Unable to request predictions for multiple handles in a for loop

1. Severity of the issue: (select one)
None: I’m just curious or want clarification.
Low: Annoying but doesn’t hinder my work.
Medium: Significantly affects my productivity but can find a workaround.
High: Completely blocks me.

2. Environment:

  • Ray version: 2.44
  • Python version: 3.11
  • OS: Ubuntu 22.0
  • Cloud/Infrastructure: AWS
  • Other libs/tools (if relevant):

3. What happened vs. what you expected:

  • Expected: I expected to be able to call many different application handles in a loop
  • Actual: when trying to call different applications, it hangs

I have set up several deployments in my cluster - I intend to call them using handles, the idea is to run the request and store the result in a db so I do not need to wait for the request to finish. I have a high load setup so I was trying to stress test the system by requesting results from multiple handles in a for loop.

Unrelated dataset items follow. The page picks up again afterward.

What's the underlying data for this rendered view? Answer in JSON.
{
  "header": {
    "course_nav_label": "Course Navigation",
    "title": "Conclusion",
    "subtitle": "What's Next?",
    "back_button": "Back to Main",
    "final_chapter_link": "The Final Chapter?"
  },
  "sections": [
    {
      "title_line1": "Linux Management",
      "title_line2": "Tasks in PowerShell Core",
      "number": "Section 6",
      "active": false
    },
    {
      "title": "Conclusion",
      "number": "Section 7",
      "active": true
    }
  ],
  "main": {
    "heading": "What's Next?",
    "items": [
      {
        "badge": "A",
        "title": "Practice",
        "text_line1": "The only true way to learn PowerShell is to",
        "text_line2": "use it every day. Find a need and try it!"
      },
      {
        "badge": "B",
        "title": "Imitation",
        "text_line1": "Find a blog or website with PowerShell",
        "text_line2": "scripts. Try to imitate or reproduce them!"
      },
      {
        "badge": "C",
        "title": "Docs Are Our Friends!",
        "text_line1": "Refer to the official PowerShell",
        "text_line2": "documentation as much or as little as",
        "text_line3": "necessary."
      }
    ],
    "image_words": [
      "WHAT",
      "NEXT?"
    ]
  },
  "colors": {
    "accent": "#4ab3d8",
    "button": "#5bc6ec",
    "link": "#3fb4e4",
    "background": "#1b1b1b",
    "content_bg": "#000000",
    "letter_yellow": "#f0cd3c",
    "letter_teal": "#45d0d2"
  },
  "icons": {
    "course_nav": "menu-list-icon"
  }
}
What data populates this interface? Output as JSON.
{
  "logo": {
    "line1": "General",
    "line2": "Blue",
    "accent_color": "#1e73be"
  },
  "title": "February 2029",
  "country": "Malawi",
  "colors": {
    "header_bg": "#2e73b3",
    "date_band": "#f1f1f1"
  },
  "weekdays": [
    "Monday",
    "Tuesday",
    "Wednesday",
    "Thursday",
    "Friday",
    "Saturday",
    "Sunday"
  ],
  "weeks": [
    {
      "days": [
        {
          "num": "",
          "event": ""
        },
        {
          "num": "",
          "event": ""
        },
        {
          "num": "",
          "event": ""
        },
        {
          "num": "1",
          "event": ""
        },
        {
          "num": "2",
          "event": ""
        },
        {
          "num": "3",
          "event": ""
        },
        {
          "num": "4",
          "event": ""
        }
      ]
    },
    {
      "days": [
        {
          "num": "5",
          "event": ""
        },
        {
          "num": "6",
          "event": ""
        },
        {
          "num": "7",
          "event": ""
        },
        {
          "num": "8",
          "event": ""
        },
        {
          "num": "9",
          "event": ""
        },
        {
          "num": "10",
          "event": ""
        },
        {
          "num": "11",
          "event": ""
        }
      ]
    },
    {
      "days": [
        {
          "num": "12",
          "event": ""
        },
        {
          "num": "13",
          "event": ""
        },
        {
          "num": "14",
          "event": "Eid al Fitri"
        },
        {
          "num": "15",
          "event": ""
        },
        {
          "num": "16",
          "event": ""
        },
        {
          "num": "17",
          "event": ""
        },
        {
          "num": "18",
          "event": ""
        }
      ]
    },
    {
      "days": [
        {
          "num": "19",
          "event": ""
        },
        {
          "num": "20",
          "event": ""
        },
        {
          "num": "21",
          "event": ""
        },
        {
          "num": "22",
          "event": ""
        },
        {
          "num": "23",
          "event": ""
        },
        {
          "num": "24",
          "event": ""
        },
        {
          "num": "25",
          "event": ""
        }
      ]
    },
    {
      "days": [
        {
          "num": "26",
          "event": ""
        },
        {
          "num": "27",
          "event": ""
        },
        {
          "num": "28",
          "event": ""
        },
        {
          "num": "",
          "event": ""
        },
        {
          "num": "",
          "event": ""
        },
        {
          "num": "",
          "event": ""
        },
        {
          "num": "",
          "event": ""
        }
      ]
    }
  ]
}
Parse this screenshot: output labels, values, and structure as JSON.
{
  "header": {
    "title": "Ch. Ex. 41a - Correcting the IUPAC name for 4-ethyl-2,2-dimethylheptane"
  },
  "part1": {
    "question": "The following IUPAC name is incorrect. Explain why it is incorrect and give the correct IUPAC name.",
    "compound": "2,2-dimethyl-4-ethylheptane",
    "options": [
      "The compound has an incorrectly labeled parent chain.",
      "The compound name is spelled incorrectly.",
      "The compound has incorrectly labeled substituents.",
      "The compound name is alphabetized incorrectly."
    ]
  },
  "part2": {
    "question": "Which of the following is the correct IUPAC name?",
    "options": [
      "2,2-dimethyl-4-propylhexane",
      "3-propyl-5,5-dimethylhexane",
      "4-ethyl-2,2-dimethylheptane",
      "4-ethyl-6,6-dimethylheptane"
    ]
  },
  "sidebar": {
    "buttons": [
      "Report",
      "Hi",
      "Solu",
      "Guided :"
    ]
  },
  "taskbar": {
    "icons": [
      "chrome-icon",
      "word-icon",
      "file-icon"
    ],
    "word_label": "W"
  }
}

the config looks like this

applications:
  - name: app0
    import_path: RayModelServiceHandlers:tf_app
    deployments: 
      - name: TFRayModelServiceBase
        ray_actor_options:
          num_gpus: 0.05
          num_cpus: 0.5
        autoscaling_config:
          target_ongoing_requests: 1
          min_replicas: 1
          max_replicas: 10
    runtime_env:
      env_vars:
        CODE_VERSION: "1.0.0"
        TF_ENABLE_ONEDNN_OPTS: "0"
        TF_CUDNN_USE_AUTOTUNE: "0"
      pip:
        - tensorflow==2.15.*

  - name: app1
    import_path: RayModelServiceHandlers:tf_app
    deployments: 
      - name: TFRayModelServiceBase
        ray_actor_options:
          num_gpus: 0.05
          num_cpus: 0.5
        autoscaling_config:
          target_ongoing_requests: 1
          min_replicas: 1
          max_replicas: 10
    runtime_env:
      env_vars:
        CODE_VERSION: "1.0.0"
        TF_ENABLE_ONEDNN_OPTS: "0"
        TF_CUDNN_USE_AUTOTUNE: "0"
      pip:
        - tensorflow==2.15.*

the for loop works when I am running multiple requests to the same application, but not when I request different ones. It also spins up the replicas properly when working only with one handle.

  1. how can I get this to work for multiple applications?
  2. even in the one-application setup, and considering I already start with at least one replica up - why is it that the first request takes a long time? it only starts after this error message:
gcs_rpc_client.h:151: Failed to connect to GCS at address 10.0.175.10:6379 within 5 seconds.
[2025-05-08 15:17:14,421 W 3624144 3624144] gcs_client.cc:178: Failed to get cluster ID from GCS server: TimedOut: Timed out while waiting for GCS to become available.